My prompt's going to be given my Alloy config optimize based on best practices to remove the non-critical Kafka and Postgres metrics. What's awesome here is you can see that it's going to help optimize the config, but it's going to filter out the noncritical metrics while keeping the essential ones that we just prompted for to create our dashboards and alerts. So you can see that this is searching over Prometheus metrics that are stored like Kafka, PG and Postgres, and then it's going to look at the high cardinality metrics that are really problematic for both cost and storage.
And then it's going to, based on that analysis, give me a proper config that I can copy and actually go back into my configuration in my IDE change that and make the proper updates. You can see that it's going to give me the key optimizations made as well. So it's going to tell me exactly what it's getting rid of, what it's keeping and what it's dropping, which is super crucial because you're going to want to walk over these configs anyways, right?
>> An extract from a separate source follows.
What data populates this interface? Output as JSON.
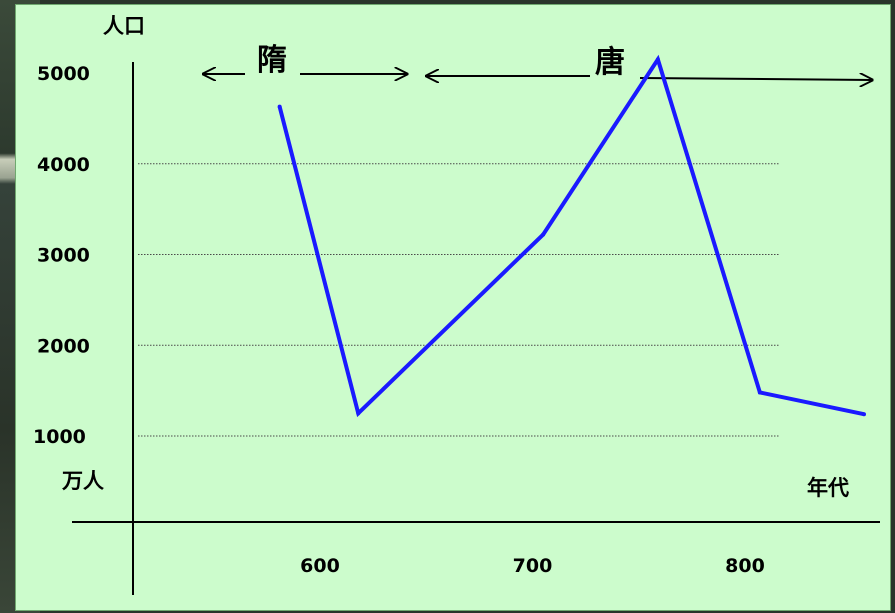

You never want to just go with something at face value. You're going to want to understand what's going on, but it says that this can reduce ingestion costs by 60 to 70% in both Kafka and Postgres Metric volume. This is huge because you scale that out, it's going to be massive savings.
So the assistant has been really handy in this regard. So to wrap things up, the Grafana assistant is pretty sweet and has personally saved me a ton of hours. Now, if you've been a long time Grafana user, it's going to rapidly increase your productivity, and if you're new to Grafana, the assistant is really going to have you feeling like an expert in very short time.
Yeah, that's vibeops. And if that term ends up in a conference talk, just make sure to add Grafana in the footnotes. I don't know if it's going to catch on, but go check it out.
Now, the assistant is now in public preview and we really look forward to seeing how this saves you time. Take it easy.